RUTS

Foto

Der Soundtrack ihres Lebens

Vor vierzig Jahren haben THE RUTS ihr bahnbrechendes Debüt „The Crack“ veröffentlicht. Pünktlich zum Jubiläum bringen sie einige Tracks ihres Meilensteins nun erstmals nach dem Tod des RUTS-Leadsängers Malcom Owen 1980 wieder auf die Bühne. „The Crack“ live, von Anfang bis Ende. Drummer Dave Ruffy erläutert die Umstände.

Das „The Crack“-Jubiläum hat ja gerade für ziemlichen Trubel um euch gesorgt.


Ja, das ist wahr. Es war zwar kein Album, das sich millionenfach verkauft hat, aber für die Leute, die es sich gekauft haben, ist es im Laufe der Zeit zu einer Art Soundtrack ihres Lebens geworden.

Mal abgesehen davon, dass die Musik nach wie vor frisch und unverbraucht klingt, sind auch die Themen, die ihr damals angesprochen habt, gerade wieder topaktuell.

Bedeutsamer als je zuvor, könnte man sagen. Ich wünschte, das könnte ich auch von der Musik behaupten, haha. Nein, du hast schon recht, wie wir alle wissen, leben wir gerade in einer sehr seltsamen Zeit, das fühlt sich irgendwie vertraut an. Und die darin enthaltene Botschaft sollte immer und immer wieder wiederholt werden. Ich habe kürzlich mit Segs, dem RUTS-Bassisten und -Sänger, darüber gesprochen.
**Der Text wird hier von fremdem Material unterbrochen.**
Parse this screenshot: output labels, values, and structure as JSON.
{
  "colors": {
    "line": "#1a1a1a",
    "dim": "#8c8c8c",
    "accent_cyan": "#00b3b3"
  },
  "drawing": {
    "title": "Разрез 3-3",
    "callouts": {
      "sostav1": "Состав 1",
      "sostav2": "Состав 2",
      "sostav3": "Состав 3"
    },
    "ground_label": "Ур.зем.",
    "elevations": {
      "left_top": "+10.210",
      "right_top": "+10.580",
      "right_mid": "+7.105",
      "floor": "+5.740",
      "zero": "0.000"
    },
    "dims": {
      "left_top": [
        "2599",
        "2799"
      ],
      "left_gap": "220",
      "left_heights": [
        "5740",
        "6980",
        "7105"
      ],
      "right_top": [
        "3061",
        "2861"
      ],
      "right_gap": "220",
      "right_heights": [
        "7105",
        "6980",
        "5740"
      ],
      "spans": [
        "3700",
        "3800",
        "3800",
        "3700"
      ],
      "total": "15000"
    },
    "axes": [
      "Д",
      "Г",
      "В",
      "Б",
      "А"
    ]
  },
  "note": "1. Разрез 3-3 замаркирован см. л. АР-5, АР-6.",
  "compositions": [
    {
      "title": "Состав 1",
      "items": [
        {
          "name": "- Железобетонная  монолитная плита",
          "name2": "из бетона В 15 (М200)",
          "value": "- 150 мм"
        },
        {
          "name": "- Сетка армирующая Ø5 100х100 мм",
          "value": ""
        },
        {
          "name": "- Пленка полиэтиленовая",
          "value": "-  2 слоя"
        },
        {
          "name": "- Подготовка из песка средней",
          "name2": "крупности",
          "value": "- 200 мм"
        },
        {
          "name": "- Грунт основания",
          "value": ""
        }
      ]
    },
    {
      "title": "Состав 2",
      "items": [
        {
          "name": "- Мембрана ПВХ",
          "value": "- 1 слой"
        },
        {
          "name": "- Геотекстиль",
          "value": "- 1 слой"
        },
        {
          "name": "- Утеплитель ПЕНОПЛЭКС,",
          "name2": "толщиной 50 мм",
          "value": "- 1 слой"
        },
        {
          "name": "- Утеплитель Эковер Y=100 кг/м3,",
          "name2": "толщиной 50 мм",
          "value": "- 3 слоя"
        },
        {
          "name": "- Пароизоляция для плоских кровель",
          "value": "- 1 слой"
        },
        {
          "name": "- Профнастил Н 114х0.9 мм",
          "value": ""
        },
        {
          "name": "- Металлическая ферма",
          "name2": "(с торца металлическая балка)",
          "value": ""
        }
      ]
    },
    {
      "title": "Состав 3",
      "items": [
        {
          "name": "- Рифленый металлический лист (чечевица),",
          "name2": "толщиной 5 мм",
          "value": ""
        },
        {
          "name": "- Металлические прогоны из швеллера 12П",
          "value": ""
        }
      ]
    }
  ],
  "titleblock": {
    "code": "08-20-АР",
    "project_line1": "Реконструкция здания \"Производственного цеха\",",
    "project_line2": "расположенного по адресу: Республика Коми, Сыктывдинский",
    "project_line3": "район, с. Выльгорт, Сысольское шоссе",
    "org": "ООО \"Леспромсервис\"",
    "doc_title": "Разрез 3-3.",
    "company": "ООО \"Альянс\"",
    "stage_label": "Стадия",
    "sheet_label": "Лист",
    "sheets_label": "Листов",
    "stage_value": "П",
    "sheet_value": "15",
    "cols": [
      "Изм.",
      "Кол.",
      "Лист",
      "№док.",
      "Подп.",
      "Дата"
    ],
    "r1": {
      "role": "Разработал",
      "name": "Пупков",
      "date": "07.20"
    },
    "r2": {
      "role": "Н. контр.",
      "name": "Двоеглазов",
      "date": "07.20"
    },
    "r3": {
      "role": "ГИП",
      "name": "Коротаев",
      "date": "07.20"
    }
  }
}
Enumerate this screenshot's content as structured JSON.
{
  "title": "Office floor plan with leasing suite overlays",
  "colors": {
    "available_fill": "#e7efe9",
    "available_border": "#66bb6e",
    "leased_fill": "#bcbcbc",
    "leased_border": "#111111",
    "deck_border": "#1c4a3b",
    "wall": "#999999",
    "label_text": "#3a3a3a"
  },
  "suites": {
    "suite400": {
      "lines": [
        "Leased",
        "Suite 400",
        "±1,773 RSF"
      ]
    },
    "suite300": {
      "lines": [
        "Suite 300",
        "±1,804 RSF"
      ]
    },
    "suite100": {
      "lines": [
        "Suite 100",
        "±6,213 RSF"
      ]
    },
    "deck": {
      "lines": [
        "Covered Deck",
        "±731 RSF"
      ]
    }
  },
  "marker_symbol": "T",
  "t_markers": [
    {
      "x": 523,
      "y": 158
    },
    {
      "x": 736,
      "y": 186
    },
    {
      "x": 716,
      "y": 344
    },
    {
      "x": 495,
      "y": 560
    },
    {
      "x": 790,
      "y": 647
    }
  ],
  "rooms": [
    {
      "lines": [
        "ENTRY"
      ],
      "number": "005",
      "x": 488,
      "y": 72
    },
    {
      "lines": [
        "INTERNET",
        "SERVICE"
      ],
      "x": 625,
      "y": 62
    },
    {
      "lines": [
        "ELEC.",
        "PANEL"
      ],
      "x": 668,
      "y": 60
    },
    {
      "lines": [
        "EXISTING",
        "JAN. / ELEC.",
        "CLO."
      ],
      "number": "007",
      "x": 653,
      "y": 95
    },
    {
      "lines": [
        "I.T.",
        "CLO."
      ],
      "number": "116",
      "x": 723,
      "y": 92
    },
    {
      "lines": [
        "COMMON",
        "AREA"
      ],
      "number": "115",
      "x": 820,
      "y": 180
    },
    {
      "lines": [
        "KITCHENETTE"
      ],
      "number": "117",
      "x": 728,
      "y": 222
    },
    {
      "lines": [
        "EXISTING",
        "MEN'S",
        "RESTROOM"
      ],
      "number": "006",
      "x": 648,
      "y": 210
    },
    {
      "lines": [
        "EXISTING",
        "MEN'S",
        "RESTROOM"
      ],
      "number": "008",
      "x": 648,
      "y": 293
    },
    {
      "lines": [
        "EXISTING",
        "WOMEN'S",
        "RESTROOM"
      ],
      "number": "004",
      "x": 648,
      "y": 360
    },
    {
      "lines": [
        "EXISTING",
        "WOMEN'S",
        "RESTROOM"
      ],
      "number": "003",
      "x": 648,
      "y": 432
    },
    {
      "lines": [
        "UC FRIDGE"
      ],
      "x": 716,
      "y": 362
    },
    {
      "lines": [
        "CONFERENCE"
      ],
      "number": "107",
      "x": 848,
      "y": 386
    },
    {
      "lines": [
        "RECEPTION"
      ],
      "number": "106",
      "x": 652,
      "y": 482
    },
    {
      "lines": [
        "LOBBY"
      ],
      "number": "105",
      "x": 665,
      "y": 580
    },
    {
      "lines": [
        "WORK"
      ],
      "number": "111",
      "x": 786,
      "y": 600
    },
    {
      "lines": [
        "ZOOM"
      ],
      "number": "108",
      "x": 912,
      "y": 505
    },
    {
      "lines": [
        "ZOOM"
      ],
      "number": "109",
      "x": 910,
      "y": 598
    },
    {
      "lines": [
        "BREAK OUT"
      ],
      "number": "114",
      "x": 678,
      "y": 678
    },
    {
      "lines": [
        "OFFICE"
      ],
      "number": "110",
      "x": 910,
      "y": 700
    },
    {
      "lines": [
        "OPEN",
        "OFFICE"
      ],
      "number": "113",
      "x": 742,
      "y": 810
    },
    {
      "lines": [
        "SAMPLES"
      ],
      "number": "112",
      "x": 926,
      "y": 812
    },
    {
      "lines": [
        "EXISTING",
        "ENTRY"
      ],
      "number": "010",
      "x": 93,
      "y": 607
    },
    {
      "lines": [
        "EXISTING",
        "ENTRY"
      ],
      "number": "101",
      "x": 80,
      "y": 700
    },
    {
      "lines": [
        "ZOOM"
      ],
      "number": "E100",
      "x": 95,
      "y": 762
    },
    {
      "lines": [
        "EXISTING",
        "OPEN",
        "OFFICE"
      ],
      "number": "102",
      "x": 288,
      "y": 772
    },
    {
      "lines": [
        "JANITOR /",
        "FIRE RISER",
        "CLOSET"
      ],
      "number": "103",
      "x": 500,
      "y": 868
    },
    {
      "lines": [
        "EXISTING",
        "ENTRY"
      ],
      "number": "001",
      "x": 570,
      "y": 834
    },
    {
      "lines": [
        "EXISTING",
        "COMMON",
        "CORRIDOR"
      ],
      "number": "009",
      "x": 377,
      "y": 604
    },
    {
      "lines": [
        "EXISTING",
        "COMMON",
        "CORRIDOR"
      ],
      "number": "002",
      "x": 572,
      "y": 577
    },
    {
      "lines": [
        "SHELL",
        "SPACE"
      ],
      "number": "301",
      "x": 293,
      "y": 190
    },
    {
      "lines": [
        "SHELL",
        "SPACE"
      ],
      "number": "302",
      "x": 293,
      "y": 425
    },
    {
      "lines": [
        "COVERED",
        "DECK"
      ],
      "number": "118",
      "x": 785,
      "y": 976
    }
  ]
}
Er ist ein bisschen jünger als ich und sagte: „Wir haben damals Rock Against Racism gemacht, dann kam 2Tone und wir dachten, die Sache sei damit erledigt.“ Haha. Aber die Sache ist niemals erledigt. Auch, wenn wir damals eigentlich nur darüber berichtet haben, was um uns herum passiert ist.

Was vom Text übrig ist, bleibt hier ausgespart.